Ed ecco che c’è da fare meglio. In che modo? Incrementare la campagna di informazione e sensibilizzare i cittadini al corretto conferimento dei rifiuti. L’immondizia, quella gettata seguendo la differenziata, può trasformarsi in una vera e propria risorsa, sgravando così le tasche dei cittadini. Ridurre la produzione di rifiuti vuol dire, inoltre, contrastare la crisi ambientale e climatica. “Facciamo secco il sacco – ha spiegato Mariateresa Imparato, presidente Legambiente Campania – è la campagna nata per migliorare la raccolta differenziata e ridurre sempre più il sacco dell’indifferenziato. La fotografia scattata da dossier sembrerebbe suggerire come gran parte dei rifiuti da imballaggi, ancora oggi, finiscano erroneamente nel contenitore del residuo secco indifferenziato sfuggendo, quindi, ai percorsi di recupero e riciclo che garantirebbero una nuova vita ai diversi materiali di cui sono costituiti.

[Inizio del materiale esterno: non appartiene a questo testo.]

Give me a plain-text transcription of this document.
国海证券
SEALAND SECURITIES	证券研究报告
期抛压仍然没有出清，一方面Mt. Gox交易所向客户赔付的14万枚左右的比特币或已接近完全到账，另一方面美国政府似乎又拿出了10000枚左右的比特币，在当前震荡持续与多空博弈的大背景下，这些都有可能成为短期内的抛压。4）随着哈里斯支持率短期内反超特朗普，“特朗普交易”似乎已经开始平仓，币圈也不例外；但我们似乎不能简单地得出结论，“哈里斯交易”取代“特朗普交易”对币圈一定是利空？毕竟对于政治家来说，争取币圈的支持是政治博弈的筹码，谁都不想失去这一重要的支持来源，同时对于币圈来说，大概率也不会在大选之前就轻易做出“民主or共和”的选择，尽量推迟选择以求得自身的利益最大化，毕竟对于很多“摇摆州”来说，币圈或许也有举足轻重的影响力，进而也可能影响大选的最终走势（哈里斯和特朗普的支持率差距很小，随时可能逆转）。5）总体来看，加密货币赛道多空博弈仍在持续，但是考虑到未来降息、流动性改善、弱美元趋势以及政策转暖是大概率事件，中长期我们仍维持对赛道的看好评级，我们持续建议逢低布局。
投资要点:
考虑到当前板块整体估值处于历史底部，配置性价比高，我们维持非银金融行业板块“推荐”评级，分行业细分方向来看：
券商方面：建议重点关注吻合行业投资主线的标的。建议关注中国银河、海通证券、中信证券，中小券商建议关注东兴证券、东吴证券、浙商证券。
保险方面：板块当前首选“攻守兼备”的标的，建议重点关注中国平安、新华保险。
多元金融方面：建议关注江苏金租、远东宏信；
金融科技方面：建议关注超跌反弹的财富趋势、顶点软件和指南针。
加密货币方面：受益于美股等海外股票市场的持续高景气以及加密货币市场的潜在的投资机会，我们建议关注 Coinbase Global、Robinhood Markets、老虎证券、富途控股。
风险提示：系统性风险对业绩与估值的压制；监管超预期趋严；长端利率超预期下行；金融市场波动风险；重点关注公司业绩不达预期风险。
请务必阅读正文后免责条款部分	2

Un’attenta e corretta raccolta differenziata permetterebbe quindi di recuperare gli imballaggi, avviarli al riciclo attraverso filiere virtuose di economia circolare”.
Nel dossier Legambiente presenta i dati di un’indagine che ha coinvolto cittadini e cittadine della Campania per analizzare il mondo degli imballaggi e capire le informazioni che sono riportate nei prodotti generalmente acquistati nei nostri supermercati. Un’indagine di citizen science ha visto coinvolti circa 500 cittadini soprattutto giovani e giovanissimi. I prodotti utilizzati per l’indagine cittadina si dividono in generi alimentari (68%), per la cura della persona (26%) e per l’igiene della casa (6%). Tra le tipologie di materiali di cui sono fatti gli imballaggi costituiti da un unico elemento, quelle maggiormente presenti sono la plastica individuato nel 58,1% dei casi, seguito per il 26,8% da carta e cartone e dal 7,6% da materiali misto poliaccoppiato. Il 79% degli imballaggi dei prodotti esaminati è riciclabile e in 2 imballaggi su 3 sono riportate le modalità per il loro corretto conferimento.
Interessante osservare come l’utilizzo di materiale riciclato per la produzione degli imballaggi sia ancora poco attuato o forse non adeguatamente comunicato, infatti, solo nel 34% dei casi, sono state riportate informazioni sulla presenza di materiale riciclato. Inoltre sono stati monitorati dai cittadini campani anche quei prodotti con la presenza di imballaggi multicomponenti. Nello specifico i prodotti acquistati e analizzati presentavano 2 imballaggi nel 55,8% dei prodotti, 3 nel 28,3%, 4 nel 15% e 5 nello 0,9%, con una media di 2,6 imballaggi per prodotto acquistato. Anche in questo caso, tra le tipologie di materiali di cui sono costituiti gli imballaggi è la plastica a fare da padrona, infatti nel 91% dei prodotti acquistati è stato individuato dai cittadini almeno un imballaggio di questa tipologia. In 2 prodotti analizzati su 5 non sono riportate le informazioni per la corretta differenziazione e conferimento degli imballaggi mentre solo in 1 prodotto su 3 sono presenti le informazioni sull’utilizzo di materiale riciclato e lì dove presente risulta specificata la percentuale solo nel 44% dei casi.